Mit einer eigen Version des Spirituals „Swing Low“ folgte der Einstig in die Arbeit mit Grooves und Klicksounds. Nünning geht bei der Vermittlung sehr praktisch und äußerst systematisch vor. In kleinen Schritten wird teilweise Taktschlag für Taktschlag der Grundgroove eingeübt, bis ihn jeder Teilnehmer verinnerlicht hat. Nach Erläuterungen, wie man sich den gesamten Song selbständig zu Ende erarbeiten kann, geht es auch schon zum nächsten Übungsbeispiel weiter. Im Verlauf des Kurses gibt Nünning Einblick in nicht weniger als 16 verschiede Songs aus verschieden Stilbereichen wie Jazz, Rock, Pop, Folk oder Blues und demonstriert anschaulich percussive Spieltechniken und Klicksounds, gibt Anregungen für kreative Arrangements und Reharmonisationen und zeigt, wie sich gleichzeitig Harmonien und Walking-Bass spielen lassen bzw. wie sich eine authentische Basslinie ausarbeiten lässt. Von der ersten bis zur letzten Minute zeigt Eddie Nünning seine große Erfahrung als Workshop-Dozent und widmet sich intensiv und ausdauernd seinen Kursteilnehmern.

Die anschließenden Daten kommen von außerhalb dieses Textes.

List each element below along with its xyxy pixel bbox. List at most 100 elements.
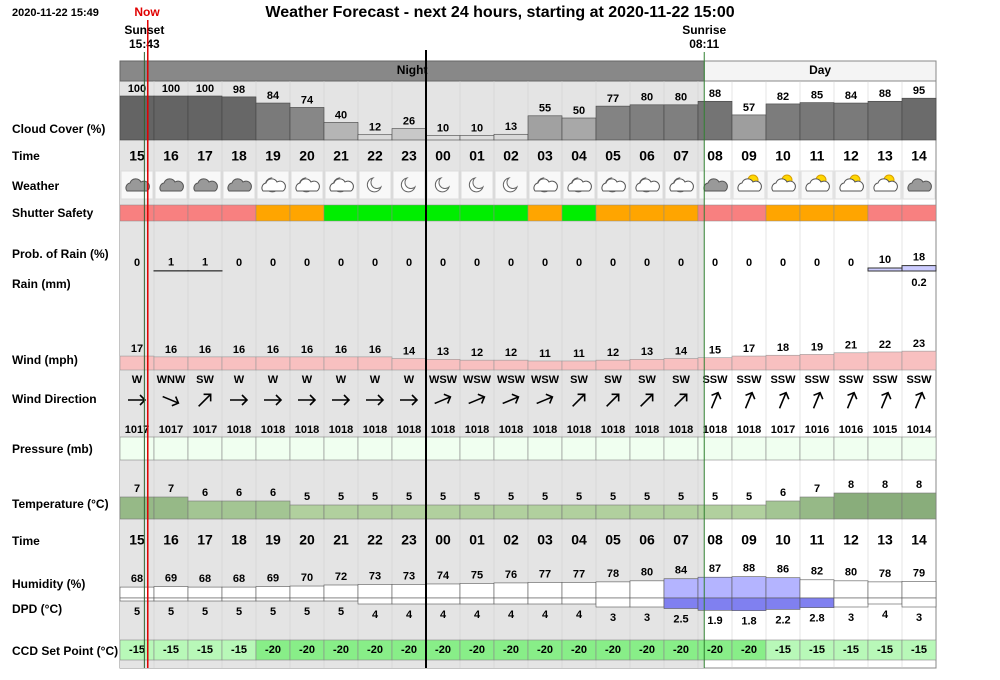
pressure-value: 1016 — [805, 424, 829, 436]
humidity-bar — [289, 585, 325, 599]
hour: 05 — [605, 148, 621, 164]
pressure-box — [833, 436, 869, 461]
rain-prob-value: 0 — [644, 257, 650, 269]
hour: 09 — [741, 532, 757, 548]
humidity-bar — [799, 579, 835, 599]
ccd-value: -15 — [163, 644, 179, 656]
hour: 17 — [197, 148, 213, 164]
rain-prob-value: 0 — [678, 257, 684, 269]
dpd-value: 3 — [610, 612, 616, 624]
wind-bar — [765, 354, 801, 371]
temperature-bar — [493, 504, 529, 520]
hour: 12 — [843, 532, 859, 548]
humidity-bar — [153, 586, 189, 599]
wind-value: 16 — [199, 344, 211, 356]
wind-direction: SW — [638, 374, 656, 386]
hour: 03 — [537, 532, 553, 548]
sunrise-label: Sunrise — [682, 23, 726, 37]
ccd-value: -20 — [571, 644, 587, 656]
rain-prob-value: 0 — [542, 257, 548, 269]
hour: 17 — [197, 532, 213, 548]
humidity-bar — [901, 581, 937, 599]
cloud-bar — [357, 134, 393, 141]
dpd-value: 4 — [576, 609, 583, 621]
dpd-value: 2.8 — [809, 613, 824, 625]
wind-arrow — [264, 394, 283, 406]
hour: 08 — [707, 532, 723, 548]
wind-arrow — [846, 391, 858, 409]
pressure-box — [425, 436, 461, 461]
cloud-value: 84 — [845, 90, 858, 102]
wind-value: 17 — [743, 343, 755, 355]
wind-value: 12 — [505, 347, 517, 359]
wind-direction: W — [404, 374, 415, 386]
dpd-value: 5 — [270, 606, 276, 618]
shutter-cell — [221, 204, 257, 222]
cloud-icon — [873, 178, 898, 192]
cloud-bar — [459, 135, 495, 141]
wind-bar — [901, 350, 937, 371]
temperature-value: 6 — [236, 487, 242, 499]
wind-value: 12 — [471, 347, 483, 359]
ccd-value: -20 — [707, 644, 723, 656]
dpd-value: 4 — [474, 609, 481, 621]
cloud-icon — [771, 178, 796, 192]
hour: 21 — [333, 148, 349, 164]
dpd-value: 5 — [134, 606, 140, 618]
dpd-bar — [799, 597, 835, 608]
wind-value: 13 — [437, 346, 449, 358]
wind-bar — [629, 359, 665, 371]
humidity-value: 84 — [675, 565, 688, 577]
cloud-icon — [737, 178, 762, 192]
rain-prob-bar — [867, 267, 903, 272]
humidity-value: 82 — [811, 566, 823, 578]
ccd-value: -20 — [503, 644, 519, 656]
cloud-icon — [125, 178, 150, 192]
cloud-icon — [193, 178, 218, 192]
shutter-cell — [867, 204, 903, 222]
row-label: Humidity (%) — [12, 577, 85, 591]
temperature-bar — [629, 504, 665, 520]
hour: 05 — [605, 532, 621, 548]
shutter-cell — [629, 204, 665, 222]
ccd-value: -20 — [401, 644, 417, 656]
pressure-value: 1017 — [125, 424, 149, 436]
rain-prob-value: 0 — [236, 257, 242, 269]
dpd-bar — [663, 597, 699, 609]
wind-direction: WSW — [531, 374, 560, 386]
hour: 13 — [877, 148, 893, 164]
moon-icon — [400, 177, 417, 193]
hour: 20 — [299, 532, 315, 548]
cloud-value: 26 — [403, 115, 415, 127]
dpd-value: 3 — [644, 612, 650, 624]
shutter-cell — [323, 204, 359, 222]
cloud-value: 13 — [505, 121, 517, 133]
wind-bar — [255, 356, 291, 371]
pressure-box — [459, 436, 495, 461]
hour: 01 — [469, 532, 485, 548]
temperature-value: 5 — [576, 491, 582, 503]
dpd-bar — [731, 597, 767, 611]
wind-bar — [799, 354, 835, 371]
rain-prob-value: 0 — [474, 257, 480, 269]
rain-prob-value: 0 — [610, 257, 616, 269]
dpd-value: 3 — [916, 612, 922, 624]
ccd-value: -15 — [809, 644, 825, 656]
wind-bar — [187, 356, 223, 371]
cloud-icon — [601, 178, 626, 192]
pressure-value: 1016 — [839, 424, 863, 436]
rain-prob-value: 0 — [338, 257, 344, 269]
cloud-value: 84 — [267, 90, 280, 102]
temperature-value: 5 — [338, 491, 344, 503]
wind-arrow — [298, 394, 317, 406]
wind-arrow — [162, 395, 180, 407]
cloud-value: 88 — [879, 88, 891, 100]
pressure-box — [527, 436, 563, 461]
wind-value: 22 — [879, 339, 891, 351]
wind-direction: WSW — [429, 374, 458, 386]
row-label: Wind Direction — [12, 392, 97, 406]
cloud-icon — [159, 178, 184, 192]
hour: 02 — [503, 532, 519, 548]
icon-cell — [494, 170, 528, 200]
wind-bar — [493, 359, 529, 371]
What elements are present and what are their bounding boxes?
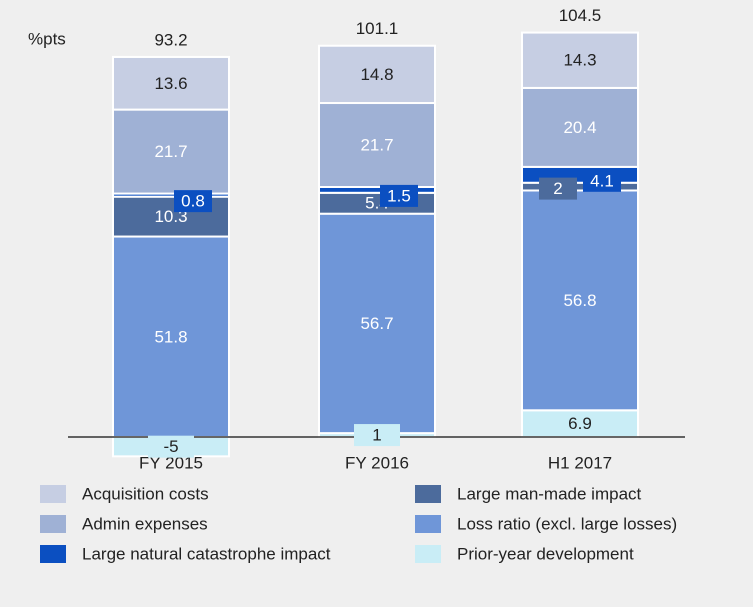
value-label: 1.5 [387,186,411,205]
total-label: 101.1 [356,19,399,38]
bar-segment [318,212,436,435]
x-tick-label: FY 2016 [345,453,409,472]
bar-segment [521,189,639,412]
value-label: 4.1 [590,171,614,190]
label-box [354,424,400,447]
bar-segment [521,31,639,89]
value-label: 14.8 [360,65,393,84]
legend-label: Admin expenses [82,514,208,533]
value-label: 51.8 [154,327,187,346]
legend-swatch [415,485,441,503]
value-label: 13.6 [154,74,187,93]
label-box [174,190,212,213]
legend-label: Prior-year development [457,544,634,563]
legend-swatch [40,485,66,503]
value-label: 20.4 [563,118,596,137]
bar-segment [318,44,436,105]
x-tick-label: H1 2017 [548,453,612,472]
bar-segment [112,55,230,111]
legend-swatch [415,515,441,533]
legend-swatch [40,515,66,533]
unit-label: %pts [28,29,66,48]
value-label: 6.9 [568,414,592,433]
label-box [380,184,418,207]
legend-label: Loss ratio (excl. large losses) [457,514,677,533]
bar-segment [318,102,436,188]
value-label: 21.7 [360,135,393,154]
x-tick-label: FY 2015 [139,453,203,472]
legend-label: Acquisition costs [82,484,209,503]
label-box [148,435,194,458]
value-label: 56.7 [360,314,393,333]
legend-swatch [415,545,441,563]
value-label: 0.8 [181,192,205,211]
label-box [583,169,621,192]
total-label: 93.2 [154,30,187,49]
legend-label: Large natural catastrophe impact [82,544,331,563]
label-box [557,412,603,435]
label-box [539,177,577,200]
legend-swatch [40,545,66,563]
value-label: 2 [553,179,562,198]
value-label: 14.3 [563,51,596,70]
value-label: 56.8 [563,291,596,310]
value-label: 21.7 [154,142,187,161]
total-label: 104.5 [559,6,602,25]
legend-label: Large man-made impact [457,484,642,503]
value-label: -5 [163,437,178,456]
value-label: 1 [372,426,381,445]
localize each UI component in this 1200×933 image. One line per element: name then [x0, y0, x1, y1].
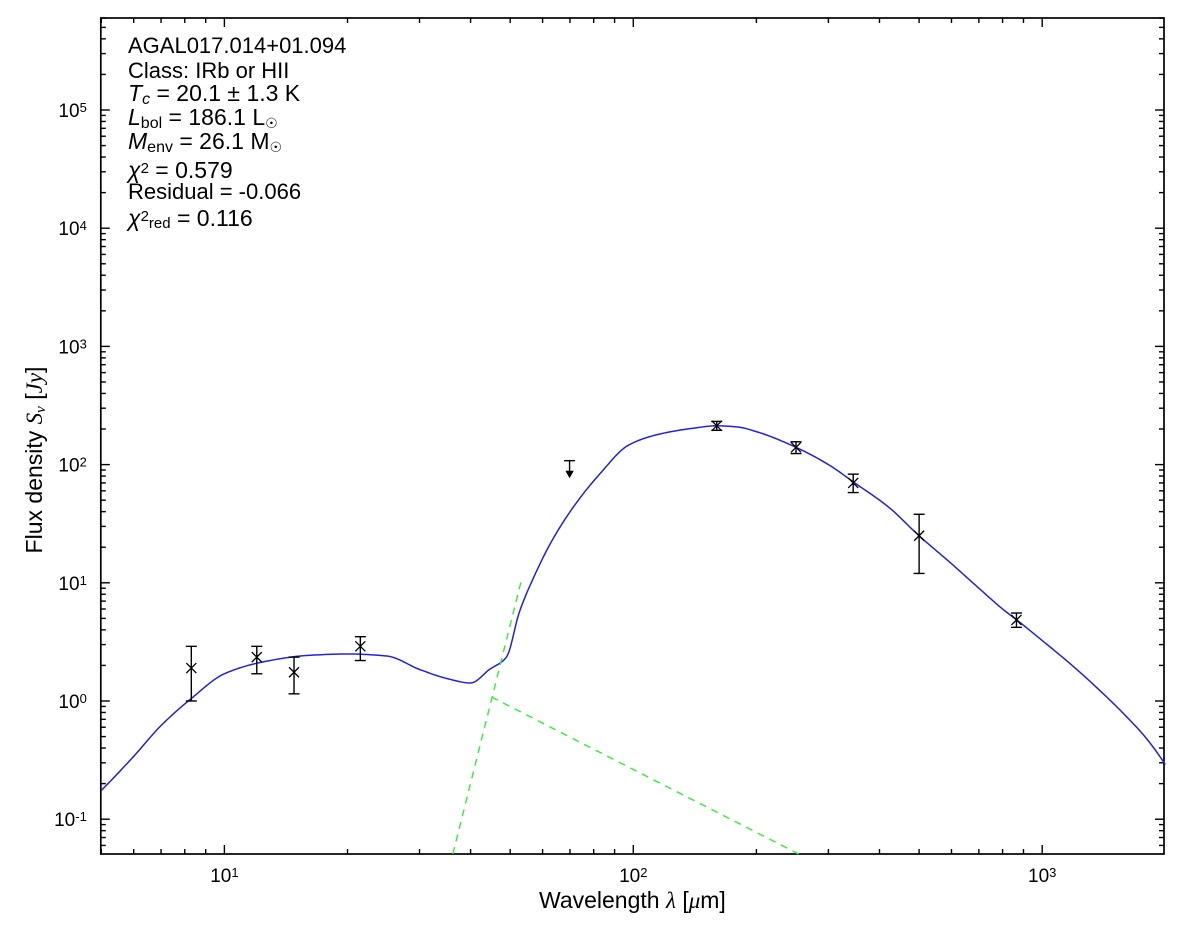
svg-text:AGAL017.014+01.094: AGAL017.014+01.094 [128, 33, 346, 58]
svg-text:Flux density Sν [Jy]: Flux density Sν [Jy] [21, 367, 49, 554]
svg-text:Residual = -0.066: Residual = -0.066 [128, 179, 301, 204]
svg-text:Wavelength λ [μm]: Wavelength λ [μm] [539, 887, 726, 913]
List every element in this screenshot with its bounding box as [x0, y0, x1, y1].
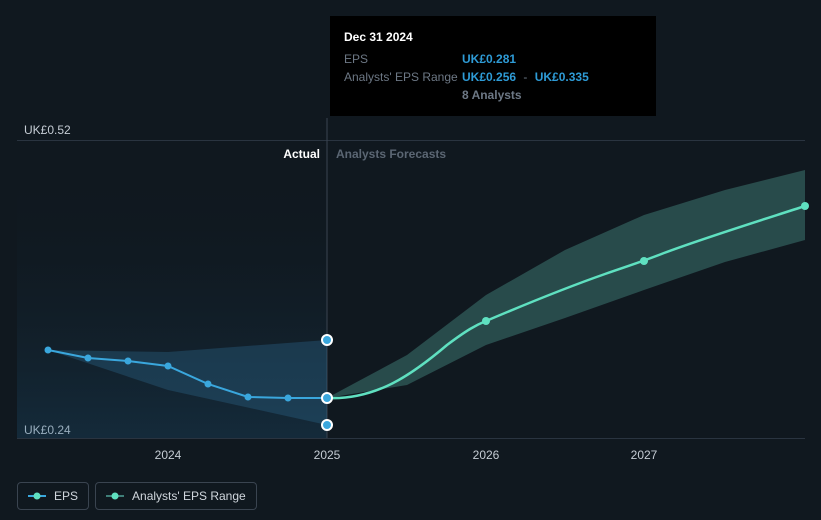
tooltip-range-sep: - [520, 70, 531, 84]
tooltip-row-range: Analysts' EPS Range UK£0.256 - UK£0.335 [344, 68, 642, 86]
tooltip-label: EPS [344, 50, 462, 68]
tooltip-analyst-count: 8 Analysts [462, 86, 642, 104]
legend-label: EPS [54, 489, 78, 503]
legend-item-eps[interactable]: EPS [17, 482, 89, 510]
tooltip-date: Dec 31 2024 [344, 28, 642, 46]
tooltip-label: Analysts' EPS Range [344, 68, 462, 86]
chart-tooltip: Dec 31 2024 EPS UK£0.281 Analysts' EPS R… [330, 16, 656, 116]
legend-swatch-icon [106, 492, 124, 500]
chart-legend: EPS Analysts' EPS Range [17, 482, 257, 510]
tooltip-row-eps: EPS UK£0.281 [344, 50, 642, 68]
legend-label: Analysts' EPS Range [132, 489, 246, 503]
eps-forecast-chart: UK£0.52 UK£0.24 Actual Analysts Forecast… [0, 0, 821, 520]
x-axis-tick: 2026 [473, 448, 500, 462]
tooltip-range-high: UK£0.335 [535, 70, 589, 84]
tooltip-range-low: UK£0.256 [462, 70, 516, 84]
x-axis-tick: 2027 [631, 448, 658, 462]
forecast-range-area [327, 170, 805, 398]
x-axis-tick: 2025 [314, 448, 341, 462]
tooltip-value: UK£0.281 [462, 50, 516, 68]
legend-swatch-icon [28, 492, 46, 500]
x-axis-tick: 2024 [155, 448, 182, 462]
legend-item-range[interactable]: Analysts' EPS Range [95, 482, 257, 510]
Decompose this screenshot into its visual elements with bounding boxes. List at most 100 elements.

Ihm geht es in seinem Workshop nicht in erster Linie darum, ein komplettes Lied einzustudieren. Vielmehr gibt er den Teilnehmern eine Fülle an Anregungen, gut vorbereitetem Lehrmaterial und Motivation mit auf den Weg um ihnen die Möglichkeit zu vermitteln, sich nach dem Workshop eigenständig mit dem Übungsstoff bzw. den zahlreichen Songbeispielen auseinander zu setzen und die neu erworbenen Fähigkeiten kreativ für eigene Arrangements zu verwenden. Dass sich dies nach einiger Zeit sogar spontan, anhand eines einfachen Leadsheets umsetzen lässt, bewies Nünning auf Wunsch und zur Verblüffung vieler Teilnehmer anhand von Bob Marleys „Redemption Song“.
Eddie Nünnings „Groovin´ Fingerstyles“-Workshops sind nicht nur für die Anhänger seiner Spielweise interessant sondern stellen insbesondere für Gitarrenlehrer ein hervorragendes Fortbildungsangebot dar. Die bandartigen Arrangements dürften den Nerv vieler Jugendlicher treffen, diese auf gitarristischer und musikalischer Ebene ein ganzes Stück weiterbringen und manchem die Begeisterung für das akustische Instrument aufrecht erhalten.
Auch für den gemütlichen Rahmen war selbstverständlich wieder gesorgt. Zwischen den intensiven Unterrichtseinheiten gab es genügend Zeit, um sich beim gemeinsamen Mittagessen oder einer Tasse Kaffee auszutauschen und näher kennen zu lernen.